Review: Motorola ROKR E8
Screen
Above the FastScroll arc is a 2-inch 4:3 aspect ratio screen, unusual for a phone; most have elongated portrait LCDs. This squarer shape makes an excellent video and camera viewfinder since the aspect ratio more closely matches the shape of the resulting images. However, the screen's too squat for most menus. There's room for no more than five menu items at most, requiring additional scroll downs to get to additional menu choices than you'd get on phones with a longer portrait-oriented screen. The E8's glass top must have an anti-reflective coating because the screen is almost as bright in direct sunlight as it is in room light.
Signal
We tested the E8 on New York City's T-Mobile network. It retained its signal longer and regained signal faster after going into and emerging from a tunnel than the Nokia 5310, but lagged behind in both categories when compared to an inexpensive Nokia 3555. We lost signal on the E8 while in a residential apartment building elevator where other phones barely blinked. We also experienced some blank spaces in mid-conversation, but I didn't experience any dropped calls.
Sound
With Motorola's Crystal Talk technology, conversations were, well, consistently crystal clear with plenty of volume; only the usual network warbles marred the near-landline conversation quality. The E8's speakerphone also provided plenty of clean volume. Our only complaint is the E8 was not always tolerant of cross talk, resulting in an occasional "whaddya say?" when both conversationalists speak simultaneously.
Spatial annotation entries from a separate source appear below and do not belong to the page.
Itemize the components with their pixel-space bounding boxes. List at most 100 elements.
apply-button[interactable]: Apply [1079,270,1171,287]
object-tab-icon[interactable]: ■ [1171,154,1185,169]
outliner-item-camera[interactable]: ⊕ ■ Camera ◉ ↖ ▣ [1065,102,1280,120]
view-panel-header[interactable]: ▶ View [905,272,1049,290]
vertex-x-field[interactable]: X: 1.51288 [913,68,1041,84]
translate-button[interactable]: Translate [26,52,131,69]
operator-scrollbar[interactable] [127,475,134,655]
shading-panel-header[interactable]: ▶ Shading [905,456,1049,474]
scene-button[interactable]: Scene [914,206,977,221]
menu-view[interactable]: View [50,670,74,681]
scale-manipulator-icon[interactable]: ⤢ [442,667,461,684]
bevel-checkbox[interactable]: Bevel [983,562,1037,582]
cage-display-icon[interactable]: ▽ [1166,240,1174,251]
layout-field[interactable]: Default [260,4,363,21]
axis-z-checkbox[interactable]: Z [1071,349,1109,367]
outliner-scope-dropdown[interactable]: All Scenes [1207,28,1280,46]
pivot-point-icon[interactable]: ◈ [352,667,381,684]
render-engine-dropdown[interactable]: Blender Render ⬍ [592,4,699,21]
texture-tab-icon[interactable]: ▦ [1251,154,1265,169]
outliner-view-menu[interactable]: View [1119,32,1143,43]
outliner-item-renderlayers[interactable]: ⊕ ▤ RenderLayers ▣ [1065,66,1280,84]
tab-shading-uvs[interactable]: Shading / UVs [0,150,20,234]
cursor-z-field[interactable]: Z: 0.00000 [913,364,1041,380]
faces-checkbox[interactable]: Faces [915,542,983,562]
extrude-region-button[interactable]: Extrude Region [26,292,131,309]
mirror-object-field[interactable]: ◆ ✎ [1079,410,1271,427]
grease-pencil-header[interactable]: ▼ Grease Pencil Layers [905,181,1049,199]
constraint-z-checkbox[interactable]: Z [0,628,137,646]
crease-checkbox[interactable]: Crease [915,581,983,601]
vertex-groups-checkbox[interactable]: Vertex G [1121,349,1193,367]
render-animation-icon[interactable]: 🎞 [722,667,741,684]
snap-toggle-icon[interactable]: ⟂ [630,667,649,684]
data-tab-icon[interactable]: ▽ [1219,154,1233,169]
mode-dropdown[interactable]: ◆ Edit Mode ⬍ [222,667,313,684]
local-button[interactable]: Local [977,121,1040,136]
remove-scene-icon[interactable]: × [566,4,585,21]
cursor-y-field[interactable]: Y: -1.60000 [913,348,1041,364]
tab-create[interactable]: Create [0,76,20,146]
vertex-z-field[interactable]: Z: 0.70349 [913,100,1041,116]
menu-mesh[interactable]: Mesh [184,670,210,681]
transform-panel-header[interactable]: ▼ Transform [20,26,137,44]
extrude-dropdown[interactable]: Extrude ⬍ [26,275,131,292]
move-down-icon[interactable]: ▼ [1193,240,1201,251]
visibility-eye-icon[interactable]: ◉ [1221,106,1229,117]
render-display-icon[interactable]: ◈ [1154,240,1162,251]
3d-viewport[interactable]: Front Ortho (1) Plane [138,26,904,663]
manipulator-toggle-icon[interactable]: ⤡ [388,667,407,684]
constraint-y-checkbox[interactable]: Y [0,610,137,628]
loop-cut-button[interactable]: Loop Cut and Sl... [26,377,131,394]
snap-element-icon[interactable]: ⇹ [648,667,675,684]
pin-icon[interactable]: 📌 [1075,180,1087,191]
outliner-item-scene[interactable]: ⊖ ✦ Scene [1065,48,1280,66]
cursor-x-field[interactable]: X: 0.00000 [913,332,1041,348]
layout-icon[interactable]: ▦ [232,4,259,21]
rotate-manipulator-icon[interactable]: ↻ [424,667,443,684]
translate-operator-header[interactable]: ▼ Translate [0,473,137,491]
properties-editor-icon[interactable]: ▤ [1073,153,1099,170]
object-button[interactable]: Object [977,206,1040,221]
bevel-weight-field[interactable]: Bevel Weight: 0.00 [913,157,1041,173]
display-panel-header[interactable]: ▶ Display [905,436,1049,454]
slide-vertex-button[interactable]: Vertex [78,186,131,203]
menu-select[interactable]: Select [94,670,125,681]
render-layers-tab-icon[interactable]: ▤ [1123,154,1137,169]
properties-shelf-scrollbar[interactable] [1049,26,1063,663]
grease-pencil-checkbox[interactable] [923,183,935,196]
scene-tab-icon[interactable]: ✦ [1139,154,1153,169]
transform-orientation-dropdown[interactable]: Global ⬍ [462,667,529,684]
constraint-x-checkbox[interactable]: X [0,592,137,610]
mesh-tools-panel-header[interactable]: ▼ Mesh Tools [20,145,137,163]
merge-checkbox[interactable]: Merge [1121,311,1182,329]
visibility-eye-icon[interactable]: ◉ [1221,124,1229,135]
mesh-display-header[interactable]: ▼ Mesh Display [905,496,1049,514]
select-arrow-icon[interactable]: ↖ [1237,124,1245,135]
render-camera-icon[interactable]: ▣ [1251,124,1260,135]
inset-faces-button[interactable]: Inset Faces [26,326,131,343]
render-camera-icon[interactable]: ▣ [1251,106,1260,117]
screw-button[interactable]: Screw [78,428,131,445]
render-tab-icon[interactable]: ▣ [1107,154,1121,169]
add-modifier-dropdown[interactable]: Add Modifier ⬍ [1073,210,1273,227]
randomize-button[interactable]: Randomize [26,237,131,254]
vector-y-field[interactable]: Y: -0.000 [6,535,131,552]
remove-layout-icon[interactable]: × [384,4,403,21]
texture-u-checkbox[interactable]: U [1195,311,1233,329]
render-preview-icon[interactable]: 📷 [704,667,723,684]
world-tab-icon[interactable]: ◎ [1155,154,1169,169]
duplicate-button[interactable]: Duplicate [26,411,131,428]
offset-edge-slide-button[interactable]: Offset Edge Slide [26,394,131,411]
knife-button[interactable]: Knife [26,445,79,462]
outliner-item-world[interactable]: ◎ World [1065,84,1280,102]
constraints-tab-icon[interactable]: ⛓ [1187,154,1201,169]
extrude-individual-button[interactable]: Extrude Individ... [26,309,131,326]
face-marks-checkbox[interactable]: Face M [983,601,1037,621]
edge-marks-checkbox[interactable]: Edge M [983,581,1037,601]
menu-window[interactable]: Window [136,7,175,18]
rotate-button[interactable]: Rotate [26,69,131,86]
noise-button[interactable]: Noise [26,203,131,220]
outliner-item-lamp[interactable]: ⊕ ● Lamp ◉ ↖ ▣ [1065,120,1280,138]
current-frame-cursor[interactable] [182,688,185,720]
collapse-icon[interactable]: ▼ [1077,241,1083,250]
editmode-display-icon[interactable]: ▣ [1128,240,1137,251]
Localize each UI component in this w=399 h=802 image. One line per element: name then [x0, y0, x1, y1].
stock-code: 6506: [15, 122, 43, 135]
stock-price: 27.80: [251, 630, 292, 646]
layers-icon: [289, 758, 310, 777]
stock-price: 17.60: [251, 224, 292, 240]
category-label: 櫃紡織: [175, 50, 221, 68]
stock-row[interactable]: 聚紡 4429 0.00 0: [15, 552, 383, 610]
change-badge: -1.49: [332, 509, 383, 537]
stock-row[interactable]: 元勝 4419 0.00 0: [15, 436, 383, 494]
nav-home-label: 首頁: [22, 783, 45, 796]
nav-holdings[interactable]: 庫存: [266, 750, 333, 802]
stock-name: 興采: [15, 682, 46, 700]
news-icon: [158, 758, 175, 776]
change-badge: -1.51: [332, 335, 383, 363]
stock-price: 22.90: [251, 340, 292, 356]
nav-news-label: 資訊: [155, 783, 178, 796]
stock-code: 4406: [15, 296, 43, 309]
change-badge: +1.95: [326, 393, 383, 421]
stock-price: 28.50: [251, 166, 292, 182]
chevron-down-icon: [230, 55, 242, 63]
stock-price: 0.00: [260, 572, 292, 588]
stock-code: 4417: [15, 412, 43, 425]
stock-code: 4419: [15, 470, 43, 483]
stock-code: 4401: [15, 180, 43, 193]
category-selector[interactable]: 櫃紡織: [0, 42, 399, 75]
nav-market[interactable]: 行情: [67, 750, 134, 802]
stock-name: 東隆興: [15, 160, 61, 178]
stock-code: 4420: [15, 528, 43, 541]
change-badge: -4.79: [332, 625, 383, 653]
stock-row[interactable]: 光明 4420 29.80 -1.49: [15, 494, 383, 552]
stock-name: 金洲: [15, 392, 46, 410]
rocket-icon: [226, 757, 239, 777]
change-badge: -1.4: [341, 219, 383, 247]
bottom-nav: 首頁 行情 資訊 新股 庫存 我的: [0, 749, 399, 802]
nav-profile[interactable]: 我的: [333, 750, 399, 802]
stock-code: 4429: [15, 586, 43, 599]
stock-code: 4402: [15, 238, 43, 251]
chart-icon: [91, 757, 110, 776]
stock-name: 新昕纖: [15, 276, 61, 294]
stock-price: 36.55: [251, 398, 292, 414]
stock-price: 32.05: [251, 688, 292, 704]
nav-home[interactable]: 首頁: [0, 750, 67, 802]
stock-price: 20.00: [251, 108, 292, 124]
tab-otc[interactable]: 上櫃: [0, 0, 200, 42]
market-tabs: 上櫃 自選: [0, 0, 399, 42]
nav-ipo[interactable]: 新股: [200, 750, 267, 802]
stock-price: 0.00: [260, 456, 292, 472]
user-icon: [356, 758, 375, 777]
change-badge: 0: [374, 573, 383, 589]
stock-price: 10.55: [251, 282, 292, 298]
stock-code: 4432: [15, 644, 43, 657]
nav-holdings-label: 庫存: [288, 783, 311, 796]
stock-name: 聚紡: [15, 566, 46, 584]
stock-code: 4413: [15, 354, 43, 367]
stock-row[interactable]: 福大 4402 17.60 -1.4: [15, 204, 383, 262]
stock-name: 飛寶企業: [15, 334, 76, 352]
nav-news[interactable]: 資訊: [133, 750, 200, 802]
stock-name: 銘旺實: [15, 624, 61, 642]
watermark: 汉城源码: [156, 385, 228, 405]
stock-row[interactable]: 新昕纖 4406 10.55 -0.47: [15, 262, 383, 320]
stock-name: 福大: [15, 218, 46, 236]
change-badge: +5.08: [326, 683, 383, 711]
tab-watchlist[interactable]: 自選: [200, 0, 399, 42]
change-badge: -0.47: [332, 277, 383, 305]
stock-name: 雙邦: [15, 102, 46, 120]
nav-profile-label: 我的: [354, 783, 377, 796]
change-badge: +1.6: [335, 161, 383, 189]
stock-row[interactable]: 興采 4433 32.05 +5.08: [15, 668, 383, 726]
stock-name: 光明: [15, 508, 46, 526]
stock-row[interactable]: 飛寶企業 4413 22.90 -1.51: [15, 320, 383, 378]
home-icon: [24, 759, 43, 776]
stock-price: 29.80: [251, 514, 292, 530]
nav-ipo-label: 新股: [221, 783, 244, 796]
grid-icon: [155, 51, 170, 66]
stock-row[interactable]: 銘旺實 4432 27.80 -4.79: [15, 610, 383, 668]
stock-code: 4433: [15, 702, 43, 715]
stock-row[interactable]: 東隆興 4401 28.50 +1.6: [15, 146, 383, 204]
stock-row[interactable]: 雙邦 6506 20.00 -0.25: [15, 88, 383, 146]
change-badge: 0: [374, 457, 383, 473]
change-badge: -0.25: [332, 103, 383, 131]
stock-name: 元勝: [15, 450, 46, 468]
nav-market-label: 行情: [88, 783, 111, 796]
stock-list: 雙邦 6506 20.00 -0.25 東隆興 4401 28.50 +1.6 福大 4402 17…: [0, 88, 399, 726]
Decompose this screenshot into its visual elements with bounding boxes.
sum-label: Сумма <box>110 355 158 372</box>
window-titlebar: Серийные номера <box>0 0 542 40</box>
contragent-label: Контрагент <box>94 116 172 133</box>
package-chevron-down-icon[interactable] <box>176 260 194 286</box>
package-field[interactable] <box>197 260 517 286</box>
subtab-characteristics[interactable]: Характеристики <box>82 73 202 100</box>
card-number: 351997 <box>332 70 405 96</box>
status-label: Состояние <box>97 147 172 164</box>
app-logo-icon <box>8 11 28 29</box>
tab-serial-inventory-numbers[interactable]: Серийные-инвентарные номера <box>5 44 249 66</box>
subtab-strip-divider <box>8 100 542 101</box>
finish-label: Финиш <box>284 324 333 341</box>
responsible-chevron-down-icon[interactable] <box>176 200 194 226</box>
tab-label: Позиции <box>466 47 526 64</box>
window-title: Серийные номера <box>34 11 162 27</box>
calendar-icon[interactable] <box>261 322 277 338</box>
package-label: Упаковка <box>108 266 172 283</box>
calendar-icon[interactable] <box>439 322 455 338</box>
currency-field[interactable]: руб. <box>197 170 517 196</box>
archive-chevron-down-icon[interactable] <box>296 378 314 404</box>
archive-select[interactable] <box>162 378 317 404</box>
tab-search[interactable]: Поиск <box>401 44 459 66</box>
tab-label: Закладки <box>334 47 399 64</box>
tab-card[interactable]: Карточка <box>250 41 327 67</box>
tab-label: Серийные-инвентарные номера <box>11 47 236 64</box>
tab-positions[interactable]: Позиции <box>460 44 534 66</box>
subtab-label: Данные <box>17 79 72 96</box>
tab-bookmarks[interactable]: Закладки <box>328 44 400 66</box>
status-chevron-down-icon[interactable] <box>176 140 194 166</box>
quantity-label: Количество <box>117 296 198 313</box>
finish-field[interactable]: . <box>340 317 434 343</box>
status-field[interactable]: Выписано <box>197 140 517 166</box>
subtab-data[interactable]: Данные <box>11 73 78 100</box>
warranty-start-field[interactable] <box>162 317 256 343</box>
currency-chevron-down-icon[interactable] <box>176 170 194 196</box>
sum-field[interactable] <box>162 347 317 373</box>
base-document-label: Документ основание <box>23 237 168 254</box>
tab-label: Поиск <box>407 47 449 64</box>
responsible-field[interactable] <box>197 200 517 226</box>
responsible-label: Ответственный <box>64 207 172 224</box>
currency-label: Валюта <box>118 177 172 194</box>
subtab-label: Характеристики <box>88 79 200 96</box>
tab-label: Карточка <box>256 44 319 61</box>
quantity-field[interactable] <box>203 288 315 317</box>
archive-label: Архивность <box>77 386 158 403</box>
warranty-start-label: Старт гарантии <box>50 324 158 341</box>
Ringtone volume and vibrate buzz were not as loud or as violent as some phones. Given how loud the speaker delivers voice and music, we were surprised that the ringtones didn't blare like a megaphone. And there's no menu choice for "vibrate/ring" which would do both simultaneously. Instead, you get "vibrate then ring," which produces a slight delay between feel and sound. If the phone's in a bag, it'll vibrate once or twice before I even have a chance to hear it ring, increasing the odds of missing the call. I understand the quiet-then-noisy alert – it gives you a chance to answer or silence the phone before it disturbs everyone around you – but I'd like a simultaneous vibrate/ring choice as well.
Oddly, sound quality at both ends of calls was better through the phone than through the included earphones. The only advantage to using the earphones was to block out ambient noise while chatting. A higher class of phone earphones made a huge difference.
Battery
In our informal battery tests, the E8 pulled between 5:30 and 5:35 hours of continual talk time, a little less than the rated 6 hours, and 11:30-to-12-hours of music play on a single charge with the cell radio on, another half-hour to an hour in airplane mode. You get several "low battery" buzz alerts before the phone shuts down permanently. Keeping the phone in the "locked" position turns off the display and adds substantially to the battery life. The airplane mode setting is inconveniently buried in the Phone Settings menu, but you can assign a navigation array toggle position for it if you are a frequent flyer.